Liderka białoruskiej opozycji o kryzysie na granicy. „Łukaszenka wykorzystuje migrantów, by szantażować Europę”

Artykuł
Cichanouskaja: Łukaszenka wykorzystuje migrantów by szantażować Europę
Fot. Twitter/@ Straz_Graniczna

Swiatłana Cichanouskaja uczestniczy w konferencji Athens Democracy Forum. Liderka białoruskiej opozycji udzieliła wywiadu, w którym odniosła się do kryzysu migracyjnego, za pomocą którego reżim Aleksandra Łukaszenki uderza w Unię Europejską.

- Ci wszyscy ludzie na granicach przychodzą tam wraz z funkcjonariuszami KGB. Migranci są śledzeni przez ludzi reżimu, to dlatego są to grupy zorganizowane - powiedziała Cichanouskaja.

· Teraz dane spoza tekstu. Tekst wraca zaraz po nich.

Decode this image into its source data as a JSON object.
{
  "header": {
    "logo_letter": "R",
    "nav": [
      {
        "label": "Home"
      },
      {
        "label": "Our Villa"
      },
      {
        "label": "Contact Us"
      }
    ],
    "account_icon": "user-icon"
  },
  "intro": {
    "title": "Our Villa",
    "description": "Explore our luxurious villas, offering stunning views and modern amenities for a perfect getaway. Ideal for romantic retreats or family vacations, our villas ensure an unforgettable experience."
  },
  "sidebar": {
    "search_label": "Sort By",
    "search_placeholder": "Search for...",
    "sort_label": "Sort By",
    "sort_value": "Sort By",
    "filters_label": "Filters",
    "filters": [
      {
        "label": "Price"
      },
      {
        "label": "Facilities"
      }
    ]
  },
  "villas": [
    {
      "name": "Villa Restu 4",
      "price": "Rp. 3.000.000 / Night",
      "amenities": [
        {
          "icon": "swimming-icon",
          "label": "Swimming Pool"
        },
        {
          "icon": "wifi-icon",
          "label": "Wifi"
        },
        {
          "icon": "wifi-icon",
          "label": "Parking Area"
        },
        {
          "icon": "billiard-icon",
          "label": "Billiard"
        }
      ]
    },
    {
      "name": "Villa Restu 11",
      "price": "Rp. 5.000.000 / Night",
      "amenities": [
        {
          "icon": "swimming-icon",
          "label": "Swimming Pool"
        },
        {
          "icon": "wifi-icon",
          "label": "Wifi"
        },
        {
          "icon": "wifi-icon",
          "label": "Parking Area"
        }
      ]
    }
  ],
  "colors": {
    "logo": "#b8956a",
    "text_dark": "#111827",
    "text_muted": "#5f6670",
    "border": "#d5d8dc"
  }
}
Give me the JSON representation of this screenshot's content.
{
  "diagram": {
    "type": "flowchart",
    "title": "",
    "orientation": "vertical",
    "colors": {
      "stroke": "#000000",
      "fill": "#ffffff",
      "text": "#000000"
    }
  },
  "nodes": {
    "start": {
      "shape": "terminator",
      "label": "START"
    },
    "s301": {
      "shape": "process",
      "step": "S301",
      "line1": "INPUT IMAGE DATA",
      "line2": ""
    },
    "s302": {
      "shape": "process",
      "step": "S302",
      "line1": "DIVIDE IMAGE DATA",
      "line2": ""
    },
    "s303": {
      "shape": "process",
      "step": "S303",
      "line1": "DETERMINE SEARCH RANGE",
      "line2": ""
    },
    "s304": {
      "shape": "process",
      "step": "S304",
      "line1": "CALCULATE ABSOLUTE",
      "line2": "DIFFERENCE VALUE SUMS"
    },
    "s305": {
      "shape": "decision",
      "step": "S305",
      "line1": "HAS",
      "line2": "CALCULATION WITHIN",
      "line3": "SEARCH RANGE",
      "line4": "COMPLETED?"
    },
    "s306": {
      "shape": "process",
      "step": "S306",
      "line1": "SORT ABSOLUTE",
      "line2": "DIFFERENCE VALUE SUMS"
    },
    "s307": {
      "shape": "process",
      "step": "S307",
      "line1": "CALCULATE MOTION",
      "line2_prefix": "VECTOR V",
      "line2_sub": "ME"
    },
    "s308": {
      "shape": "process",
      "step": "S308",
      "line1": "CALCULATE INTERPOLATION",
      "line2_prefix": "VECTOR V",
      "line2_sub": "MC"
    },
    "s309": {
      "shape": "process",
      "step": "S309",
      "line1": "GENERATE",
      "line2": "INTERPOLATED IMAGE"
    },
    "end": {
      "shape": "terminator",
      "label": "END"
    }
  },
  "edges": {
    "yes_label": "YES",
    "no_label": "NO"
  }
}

- Rzecz jasna dla Europy to ogromny problem, co zrobić z tymi ludźmi, ponieważ migranci są także zakładnikami tego systemu. Oni nie są winni tego, że stali się ofiarami reżimu - dodała. 

Od wiosny na granicy Białorusi z Litwą, Łotwą i Polską zanotowano gwałtowny wzrost liczby prób jej nielegalnego przekroczenia przez migrantów z krajów Bliskiego Wschodu, Afryki i innych regionów. UE i państwa członkowskie uważają, że jest to efekt celowych działań Białorusi w odpowiedzi na sankcje. Mińsk odrzuca oskarżenia o wywołanie kryzysu migracyjnego.

Liderka białoruskiej opozycji odniosła się też do zapowiedzi Alaksandra Łukaszenki, który obiecał, że nie później niż w lutym przyszłego roku w kraju ma się odbyć referendum konstytucyjne. Według zapowiedzi, zmiany wprowadzone do ustawy zasadniczej mają nie zmieniać znacznie systemu politycznego na Białorusi.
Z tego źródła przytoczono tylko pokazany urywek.